Rosecrans approved Jessing's plan, and the newspaper and orphan's asylum were moved to Columbus later that year and was closer to the railroad. Besides the industrial school, Father Jessing started various trade opportunities for the orphans including the Josephinum Church Furniture Company where the boys could be taught a trade.

==Collegium Josephinum seminary==
When four older boys expressed a desire to study for the priesthood, Jessing advertised in his paper that he would sponsor two boys who wished to become priests but who lacked the financial means to do so. Of the forty applicants, Jessing accepted twenty-three and the first academic classes began on September 1, 1888. In memory of the original St. Joseph's Orphanage, this seminary was called, in Latin, the Collegium Josephinum or Josephinum College. The college's name was eventually changed to its modern name, the Pontifical College Josephinum.
As those first students progressed through the seminary program, the institution initially provided six years of primary education ("minor seminary," four years of high school and two years of college) and six years of secondary seminary education ("major seminary," another two years of college/pre-theology and four years of theology/ seminary).

Letter, in Latin, from the Vatican granting Pontifical status to the Josephinum in 1892

To ensure that the Josephinum would continue after his death, Jessing asked that the fledgling institution be placed under the protection of the Holy See. Pope Leo XIII granted the request in 1892, thus making the Josephinum the first Pontifical University outside of Italy. From that time to the present, the institution has been under the direction of the Congregation for Seminaries, with the Apostolic Nuncio to the United States as its Chancellor.

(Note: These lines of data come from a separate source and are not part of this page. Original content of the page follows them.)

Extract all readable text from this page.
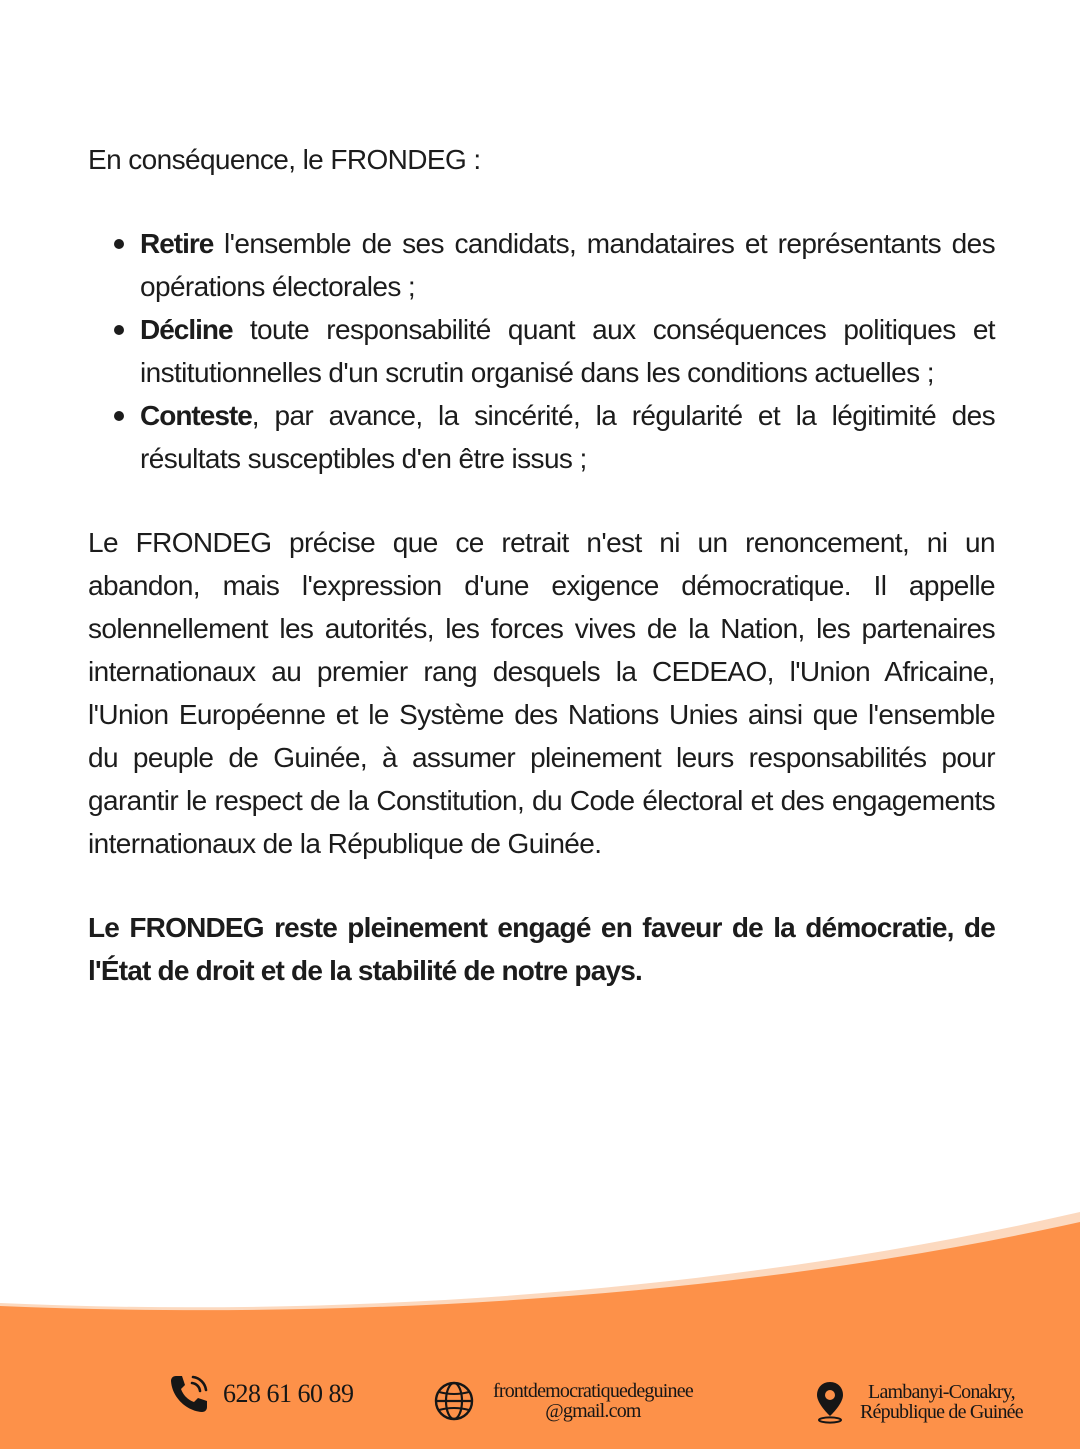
En conséquence, le FRONDEG :

Retire l'ensemble de ses candidats, mandataires et représentants des opérations électorales ;
Décline toute responsabilité quant aux conséquences politiques et institutionnelles d'un scrutin organisé dans les conditions actuelles ;
Conteste, par avance, la sincérité, la régularité et la légitimité des résultats susceptibles d'en être issus ;

Le FRONDEG précise que ce retrait n'est ni un renoncement, ni un abandon, mais l'expression d'une exigence démocratique. Il appelle solennellement les autorités, les forces vives de la Nation, les partenaires internationaux au premier rang desquels la CEDEAO, l'Union Africaine, l'Union Européenne et le Système des Nations Unies ainsi que l'ensemble du peuple de Guinée, à assumer pleinement leurs responsabilités pour garantir le respect de la Constitution, du Code électoral et des engagements internationaux de la République de Guinée.

Le FRONDEG reste pleinement engagé en faveur de la démocratie, de l'État de droit et de la stabilité de notre pays.

628 61 60 89	frontdemocratiquedeguinee
@gmail.com
Lambanyi-Conakry,
République de Guinée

The Josephinum was incorporated under the laws of the State of Ohio in 1894. The seminary is financially independent from both the Holy See and the Diocese of Columbus.

In June 1896, Pope Leo named Jessing to the title of Domestic Prelate to honor him for his years of service to the Church and the community. Due to this, he was now referred to as Monsignor Jessing.

The first six seminarians to graduate the program were ordained to the priesthood in June 1899. Monsignor Jessing was able to witness this before his death a few months later, on November 2 of that year.

== Death ==
Joseph Jessing died in Columbus, Ohio on November 2, 1899. In 1968 the graduates of the seminary erected a plaque in his home city of Münster to honor Jessing. The Conference Center at the Pontifical College Josephinum is named after Monsignor Jessing.